How can you visit Salt Lake City and not see the Mormon Temple? Once you reach the perimeter you'll be greeted by one of the young missionaries who lurk the grounds and will eagerly volunteer to be your guide.
You will see the church with its famous tabernacle choir organ and then be taken to a multilingual religious audio presentation in a separate foyer. I was given the indoctrination in Mandarin Chinese, Japanese, and Farsi on request.
No, I don't really speak Farsi but it sure impressed the pretty young lass across the foyer when that was the third language I asked for.
Ah, the Mormon Temple; a wonderful place to pick up languages (and chicks!)
Brigham Young may have been the force behind the Church of Latter Day Saints and its prophet but today, its most visible incarnation is the Mormon Tabernacle Choir. This 360 member choir was deemed “America's Choir” by Ronald Regan though personally I would opt for something more in the gospel vein. Named after the Mormon Tabernacle where it has performed since 1873, the oval shaped building is renowned for its acoustics and its massive organ with nearly 12,000 pipes!

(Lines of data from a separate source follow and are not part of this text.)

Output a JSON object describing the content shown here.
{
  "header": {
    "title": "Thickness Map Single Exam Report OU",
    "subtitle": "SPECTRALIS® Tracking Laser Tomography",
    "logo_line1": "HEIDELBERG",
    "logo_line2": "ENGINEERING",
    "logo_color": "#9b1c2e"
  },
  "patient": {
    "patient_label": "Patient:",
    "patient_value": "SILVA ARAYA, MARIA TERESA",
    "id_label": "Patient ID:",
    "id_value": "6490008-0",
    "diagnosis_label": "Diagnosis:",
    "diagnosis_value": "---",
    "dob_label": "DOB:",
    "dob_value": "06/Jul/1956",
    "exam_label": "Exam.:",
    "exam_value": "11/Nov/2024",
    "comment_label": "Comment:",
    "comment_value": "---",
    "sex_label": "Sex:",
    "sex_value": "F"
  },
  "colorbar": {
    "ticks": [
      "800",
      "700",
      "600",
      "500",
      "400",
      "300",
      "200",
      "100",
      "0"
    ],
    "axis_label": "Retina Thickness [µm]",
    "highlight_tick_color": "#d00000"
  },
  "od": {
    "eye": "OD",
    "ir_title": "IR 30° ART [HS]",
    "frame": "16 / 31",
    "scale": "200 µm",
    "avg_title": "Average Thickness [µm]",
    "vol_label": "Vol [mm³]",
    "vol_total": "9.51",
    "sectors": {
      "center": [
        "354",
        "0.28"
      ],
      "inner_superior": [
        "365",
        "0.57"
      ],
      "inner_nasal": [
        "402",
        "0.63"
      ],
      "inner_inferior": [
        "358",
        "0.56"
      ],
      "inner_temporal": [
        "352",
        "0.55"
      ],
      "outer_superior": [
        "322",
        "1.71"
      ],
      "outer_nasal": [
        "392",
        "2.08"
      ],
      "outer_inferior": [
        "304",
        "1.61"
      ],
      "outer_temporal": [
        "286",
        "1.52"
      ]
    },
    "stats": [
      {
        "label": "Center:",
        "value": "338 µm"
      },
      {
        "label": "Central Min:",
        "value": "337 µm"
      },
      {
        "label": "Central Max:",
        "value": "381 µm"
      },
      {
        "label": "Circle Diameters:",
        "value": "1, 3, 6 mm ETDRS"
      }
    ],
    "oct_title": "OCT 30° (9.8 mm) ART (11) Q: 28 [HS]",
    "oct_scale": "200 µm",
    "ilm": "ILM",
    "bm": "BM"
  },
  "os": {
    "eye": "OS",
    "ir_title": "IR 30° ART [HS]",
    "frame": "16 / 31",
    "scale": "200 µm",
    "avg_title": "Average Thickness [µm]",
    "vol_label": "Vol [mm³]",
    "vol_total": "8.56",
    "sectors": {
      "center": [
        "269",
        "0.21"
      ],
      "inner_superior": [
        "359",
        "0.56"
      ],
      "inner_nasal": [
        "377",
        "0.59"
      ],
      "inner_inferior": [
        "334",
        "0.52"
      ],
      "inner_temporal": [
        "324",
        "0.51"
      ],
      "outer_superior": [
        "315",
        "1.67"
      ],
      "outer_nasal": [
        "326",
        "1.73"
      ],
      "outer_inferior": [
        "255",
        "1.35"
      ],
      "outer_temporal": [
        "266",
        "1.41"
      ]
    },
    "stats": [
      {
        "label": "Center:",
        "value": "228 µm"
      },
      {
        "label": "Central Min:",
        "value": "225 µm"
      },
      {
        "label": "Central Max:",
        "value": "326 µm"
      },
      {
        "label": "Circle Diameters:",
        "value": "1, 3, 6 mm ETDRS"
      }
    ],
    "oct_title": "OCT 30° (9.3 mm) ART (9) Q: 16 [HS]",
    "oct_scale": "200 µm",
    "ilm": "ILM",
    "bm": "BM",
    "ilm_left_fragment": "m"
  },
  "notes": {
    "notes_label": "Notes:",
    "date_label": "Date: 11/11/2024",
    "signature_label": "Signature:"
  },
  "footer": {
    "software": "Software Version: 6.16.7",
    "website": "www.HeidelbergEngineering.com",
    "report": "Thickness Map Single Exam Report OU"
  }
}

This was the only time we felt a bit uncomfortable in the Temple Square area. We just wanted to walk around and check it out but everywhere we went it seemed one of the Stepford Wive-devotees running the tours ever so helpfully tried to get us to join one. It would have been nice to hear the choir practice and we could have if we returned in the evening but after a fun evening in Squatters Pub Brewery, Motel 6 was calling more loudly.

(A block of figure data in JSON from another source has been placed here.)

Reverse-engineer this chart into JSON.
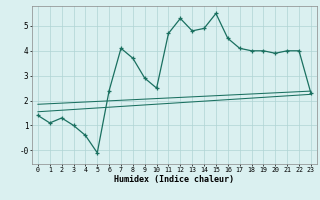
{
  "xlabel": "Humidex (Indice chaleur)",
  "background_color": "#daf0f0",
  "grid_color": "#b0d4d4",
  "line_color": "#1a7060",
  "x_ticks": [
    0,
    1,
    2,
    3,
    4,
    5,
    6,
    7,
    8,
    9,
    10,
    11,
    12,
    13,
    14,
    15,
    16,
    17,
    18,
    19,
    20,
    21,
    22,
    23
  ],
  "ylim": [
    -0.55,
    5.8
  ],
  "xlim": [
    -0.5,
    23.5
  ],
  "main_x": [
    0,
    1,
    2,
    3,
    4,
    5,
    6,
    7,
    8,
    9,
    10,
    11,
    12,
    13,
    14,
    15,
    16,
    17,
    18,
    19,
    20,
    21,
    22,
    23
  ],
  "main_y": [
    1.4,
    1.1,
    1.3,
    1.0,
    0.6,
    -0.1,
    2.4,
    4.1,
    3.7,
    2.9,
    2.5,
    4.7,
    5.3,
    4.8,
    4.9,
    5.5,
    4.5,
    4.1,
    4.0,
    4.0,
    3.9,
    4.0,
    4.0,
    2.3
  ],
  "line2_x": [
    0,
    23
  ],
  "line2_y": [
    1.55,
    2.25
  ],
  "line3_x": [
    0,
    23
  ],
  "line3_y": [
    1.85,
    2.38
  ],
  "yticks": [
    0,
    1,
    2,
    3,
    4,
    5
  ],
  "ytick_labels": [
    "-0",
    "1",
    "2",
    "3",
    "4",
    "5"
  ]
}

Salt Lake City revolves around the Mormon Tabernacle Temple. That is how the roads are determined leading to it. It is a spectacular building. It was my hope to see the Tabernacle Choir perform but skiing was more important. We did go visit the temple and took some photos. The Christmas display was still up.

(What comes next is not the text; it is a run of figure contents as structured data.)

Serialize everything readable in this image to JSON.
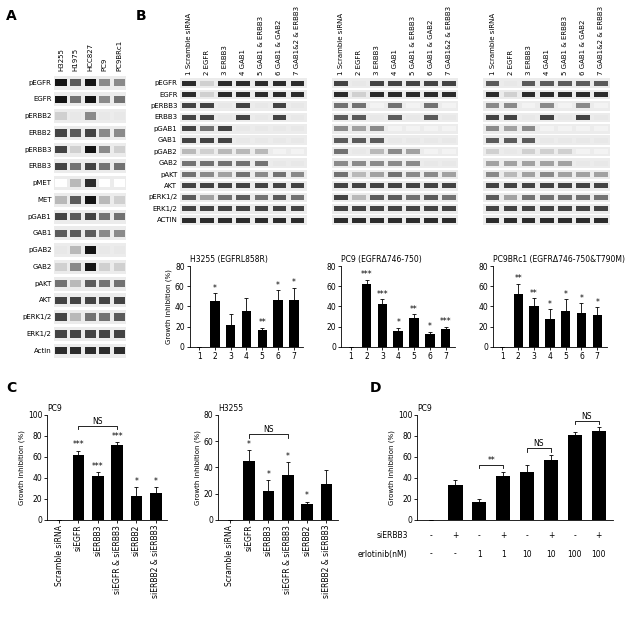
{
  "panel_labels": [
    "A",
    "B",
    "C",
    "D"
  ],
  "panel_A_blot": {
    "lanes": [
      "H3255",
      "H1975",
      "HCC827",
      "PC9",
      "PC9BRc1"
    ],
    "rows": [
      "pEGFR",
      "EGFR",
      "pERBB2",
      "ERBB2",
      "pERBB3",
      "ERBB3",
      "pMET",
      "MET",
      "pGAB1",
      "GAB1",
      "pGAB2",
      "GAB2",
      "pAKT",
      "AKT",
      "pERK1/2",
      "ERK1/2",
      "Actin"
    ],
    "intensity": [
      [
        1.0,
        0.7,
        1.0,
        0.5,
        0.5
      ],
      [
        1.0,
        0.6,
        1.0,
        0.5,
        0.6
      ],
      [
        0.2,
        0.1,
        0.5,
        0.1,
        0.1
      ],
      [
        0.8,
        0.7,
        0.8,
        0.5,
        0.5
      ],
      [
        0.8,
        0.2,
        1.0,
        0.5,
        0.2
      ],
      [
        0.8,
        0.6,
        0.8,
        0.6,
        0.6
      ],
      [
        0.0,
        0.3,
        0.9,
        0.0,
        0.0
      ],
      [
        0.3,
        0.7,
        1.0,
        0.3,
        0.2
      ],
      [
        0.8,
        0.7,
        0.8,
        0.6,
        0.6
      ],
      [
        0.7,
        0.7,
        0.7,
        0.5,
        0.5
      ],
      [
        0.1,
        0.3,
        1.0,
        0.1,
        0.1
      ],
      [
        0.2,
        0.5,
        1.0,
        0.2,
        0.2
      ],
      [
        0.6,
        0.3,
        0.7,
        0.6,
        0.6
      ],
      [
        0.8,
        0.8,
        0.8,
        0.8,
        0.8
      ],
      [
        0.8,
        0.3,
        0.6,
        0.6,
        0.7
      ],
      [
        0.8,
        0.8,
        0.8,
        0.8,
        0.8
      ],
      [
        0.9,
        0.9,
        0.9,
        0.9,
        0.9
      ]
    ]
  },
  "panel_B_blots": {
    "lanes": [
      "1 Scramble siRNA",
      "2 EGFR",
      "3 ERBB3",
      "4 GAB1",
      "5 GAB1 & ERBB3",
      "6 GAB1 & GAB2",
      "7 GAB1&2 & ERBB3"
    ],
    "rows": [
      "pEGFR",
      "EGFR",
      "pERBB3",
      "ERBB3",
      "pGAB1",
      "GAB1",
      "pGAB2",
      "GAB2",
      "pAKT",
      "AKT",
      "pERK1/2",
      "ERK1/2",
      "ACTIN"
    ],
    "intensity": [
      [
        [
          0.9,
          0.2,
          0.9,
          0.9,
          0.9,
          0.9,
          0.9
        ],
        [
          0.9,
          0.2,
          0.9,
          0.9,
          0.9,
          0.9,
          0.9
        ],
        [
          0.8,
          0.8,
          0.1,
          0.8,
          0.1,
          0.8,
          0.1
        ],
        [
          0.8,
          0.8,
          0.1,
          0.8,
          0.1,
          0.8,
          0.1
        ],
        [
          0.8,
          0.6,
          0.8,
          0.1,
          0.1,
          0.1,
          0.1
        ],
        [
          0.8,
          0.8,
          0.8,
          0.1,
          0.1,
          0.1,
          0.1
        ],
        [
          0.3,
          0.2,
          0.3,
          0.3,
          0.3,
          0.05,
          0.05
        ],
        [
          0.6,
          0.6,
          0.6,
          0.6,
          0.6,
          0.1,
          0.1
        ],
        [
          0.6,
          0.5,
          0.4,
          0.6,
          0.5,
          0.6,
          0.5
        ],
        [
          0.8,
          0.8,
          0.8,
          0.8,
          0.8,
          0.8,
          0.8
        ],
        [
          0.7,
          0.4,
          0.6,
          0.7,
          0.6,
          0.7,
          0.6
        ],
        [
          0.8,
          0.8,
          0.8,
          0.8,
          0.8,
          0.8,
          0.8
        ],
        [
          0.9,
          0.9,
          0.9,
          0.9,
          0.9,
          0.9,
          0.9
        ]
      ],
      [
        [
          0.8,
          0.1,
          0.8,
          0.8,
          0.8,
          0.8,
          0.8
        ],
        [
          0.9,
          0.2,
          0.9,
          0.9,
          0.9,
          0.9,
          0.9
        ],
        [
          0.6,
          0.6,
          0.05,
          0.6,
          0.05,
          0.6,
          0.05
        ],
        [
          0.7,
          0.7,
          0.1,
          0.7,
          0.1,
          0.7,
          0.1
        ],
        [
          0.5,
          0.4,
          0.5,
          0.05,
          0.05,
          0.05,
          0.05
        ],
        [
          0.7,
          0.7,
          0.7,
          0.1,
          0.1,
          0.1,
          0.1
        ],
        [
          0.6,
          0.1,
          0.3,
          0.5,
          0.4,
          0.05,
          0.05
        ],
        [
          0.5,
          0.5,
          0.5,
          0.5,
          0.5,
          0.1,
          0.1
        ],
        [
          0.6,
          0.3,
          0.4,
          0.6,
          0.5,
          0.5,
          0.4
        ],
        [
          0.8,
          0.8,
          0.8,
          0.8,
          0.8,
          0.8,
          0.8
        ],
        [
          0.8,
          0.3,
          0.7,
          0.7,
          0.6,
          0.7,
          0.6
        ],
        [
          0.8,
          0.8,
          0.8,
          0.8,
          0.8,
          0.8,
          0.8
        ],
        [
          0.9,
          0.9,
          0.9,
          0.9,
          0.9,
          0.9,
          0.9
        ]
      ],
      [
        [
          0.7,
          0.1,
          0.7,
          0.7,
          0.7,
          0.7,
          0.7
        ],
        [
          0.9,
          0.2,
          0.9,
          0.9,
          0.9,
          0.9,
          0.9
        ],
        [
          0.5,
          0.5,
          0.05,
          0.5,
          0.05,
          0.5,
          0.05
        ],
        [
          0.8,
          0.8,
          0.1,
          0.8,
          0.1,
          0.8,
          0.1
        ],
        [
          0.5,
          0.4,
          0.5,
          0.05,
          0.05,
          0.05,
          0.05
        ],
        [
          0.7,
          0.7,
          0.7,
          0.1,
          0.1,
          0.1,
          0.1
        ],
        [
          0.2,
          0.1,
          0.2,
          0.2,
          0.2,
          0.05,
          0.05
        ],
        [
          0.4,
          0.4,
          0.4,
          0.4,
          0.4,
          0.1,
          0.1
        ],
        [
          0.5,
          0.3,
          0.4,
          0.5,
          0.4,
          0.4,
          0.4
        ],
        [
          0.8,
          0.8,
          0.8,
          0.8,
          0.8,
          0.8,
          0.8
        ],
        [
          0.7,
          0.4,
          0.6,
          0.6,
          0.6,
          0.6,
          0.6
        ],
        [
          0.8,
          0.8,
          0.8,
          0.8,
          0.8,
          0.8,
          0.8
        ],
        [
          0.9,
          0.9,
          0.9,
          0.9,
          0.9,
          0.9,
          0.9
        ]
      ]
    ]
  },
  "chart_data": [
    {
      "type": "bar",
      "panel": "B",
      "title": "H3255 (EGFRL858R)",
      "ylabel": "Growth inhibition (%)",
      "categories": [
        "1",
        "2",
        "3",
        "4",
        "5",
        "6",
        "7"
      ],
      "values": [
        0,
        45,
        22,
        35,
        17,
        46,
        46
      ],
      "errors": [
        0,
        8,
        10,
        13,
        2,
        10,
        12
      ],
      "significance": [
        null,
        "*",
        null,
        null,
        "**",
        "*",
        "*"
      ],
      "color": "#000000",
      "ylim": [
        0,
        80
      ],
      "yticks": [
        0,
        20,
        40,
        60,
        80
      ]
    },
    {
      "type": "bar",
      "panel": "B",
      "title": "PC9 (EGFRΔ746-750)",
      "categories": [
        "1",
        "2",
        "3",
        "4",
        "5",
        "6",
        "7"
      ],
      "values": [
        0,
        62,
        42,
        16,
        28,
        13,
        18
      ],
      "errors": [
        0,
        4,
        5,
        3,
        4,
        2,
        2
      ],
      "significance": [
        null,
        "***",
        "***",
        "*",
        "**",
        "*",
        "***"
      ],
      "color": "#000000",
      "ylim": [
        0,
        80
      ],
      "yticks": [
        0,
        20,
        40,
        60,
        80
      ]
    },
    {
      "type": "bar",
      "panel": "B",
      "title": "PC9BRc1 (EGFRΔ746-750&T790M)",
      "categories": [
        "1",
        "2",
        "3",
        "4",
        "5",
        "6",
        "7"
      ],
      "values": [
        0,
        52,
        40,
        27,
        35,
        33,
        31
      ],
      "errors": [
        0,
        10,
        8,
        10,
        12,
        10,
        8
      ],
      "significance": [
        null,
        "**",
        "**",
        "*",
        "*",
        "*",
        "*"
      ],
      "color": "#000000",
      "ylim": [
        0,
        80
      ],
      "yticks": [
        0,
        20,
        40,
        60,
        80
      ]
    },
    {
      "type": "bar",
      "panel": "C",
      "title": "PC9",
      "ylabel": "Growth inhibition (%)",
      "categories": [
        "Scramble siRNA",
        "siEGFR",
        "siERBB3",
        "siEGFR & siERBB3",
        "siERBB2",
        "siERBB2 & siERBB3"
      ],
      "values": [
        0,
        62,
        42,
        71,
        23,
        26
      ],
      "errors": [
        0,
        4,
        4,
        3,
        8,
        5
      ],
      "significance": [
        null,
        "***",
        "***",
        "***",
        "*",
        "*"
      ],
      "brackets": [
        {
          "between": [
            1,
            3
          ],
          "label": "NS"
        }
      ],
      "color": "#000000",
      "ylim": [
        0,
        100
      ],
      "yticks": [
        0,
        20,
        40,
        60,
        80,
        100
      ]
    },
    {
      "type": "bar",
      "panel": "C",
      "title": "H3255",
      "ylabel": "Growth inhibition (%)",
      "categories": [
        "Scramble siRNA",
        "siEGFR",
        "siERBB3",
        "siEGFR & siERBB3",
        "siERBB2",
        "siERBB2 & siERBB3"
      ],
      "values": [
        0,
        45,
        22,
        34,
        12,
        27
      ],
      "errors": [
        0,
        8,
        8,
        10,
        2,
        11
      ],
      "significance": [
        null,
        "*",
        "*",
        "*",
        "*",
        null
      ],
      "brackets": [
        {
          "between": [
            1,
            3
          ],
          "label": "NS"
        }
      ],
      "color": "#000000",
      "ylim": [
        0,
        80
      ],
      "yticks": [
        0,
        20,
        40,
        60,
        80
      ]
    },
    {
      "type": "bar",
      "panel": "D",
      "title": "PC9",
      "ylabel": "Growth inhibition (%)",
      "categories": [
        null,
        null,
        null,
        null,
        null,
        null,
        null,
        null
      ],
      "x_rows": [
        {
          "label": "siERBB3",
          "values": [
            "-",
            "+",
            "-",
            "+",
            "-",
            "+",
            "-",
            "+"
          ]
        },
        {
          "label": "erlotinib(nM)",
          "values": [
            "-",
            "-",
            "1",
            "1",
            "10",
            "10",
            "100",
            "100"
          ]
        }
      ],
      "values": [
        0,
        33,
        17,
        42,
        46,
        57,
        81,
        85
      ],
      "errors": [
        0,
        5,
        3,
        4,
        6,
        5,
        3,
        3
      ],
      "significance": [
        null,
        null,
        null,
        null,
        null,
        null,
        null,
        null
      ],
      "brackets": [
        {
          "between": [
            2,
            3
          ],
          "label": "**"
        },
        {
          "between": [
            4,
            5
          ],
          "label": "NS"
        },
        {
          "between": [
            6,
            7
          ],
          "label": "NS"
        }
      ],
      "color": "#000000",
      "ylim": [
        0,
        100
      ],
      "yticks": [
        0,
        20,
        40,
        60,
        80,
        100
      ]
    }
  ]
}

Mormon Tabernacle Choir has a unique, recognizable, powerful sound. Perhaps that is why the choir is an attraction wherever it performs and draws diverse crowds of visitors from all over the world. Indeed, it is popularly known as "America's Choir," a worthy title earned by more than a century and a half of singing the sacred hymns of The Church of Jesus Christ of Latter-day Saints and the great choral works of the masters to the enjoyable of all kinds of audiences.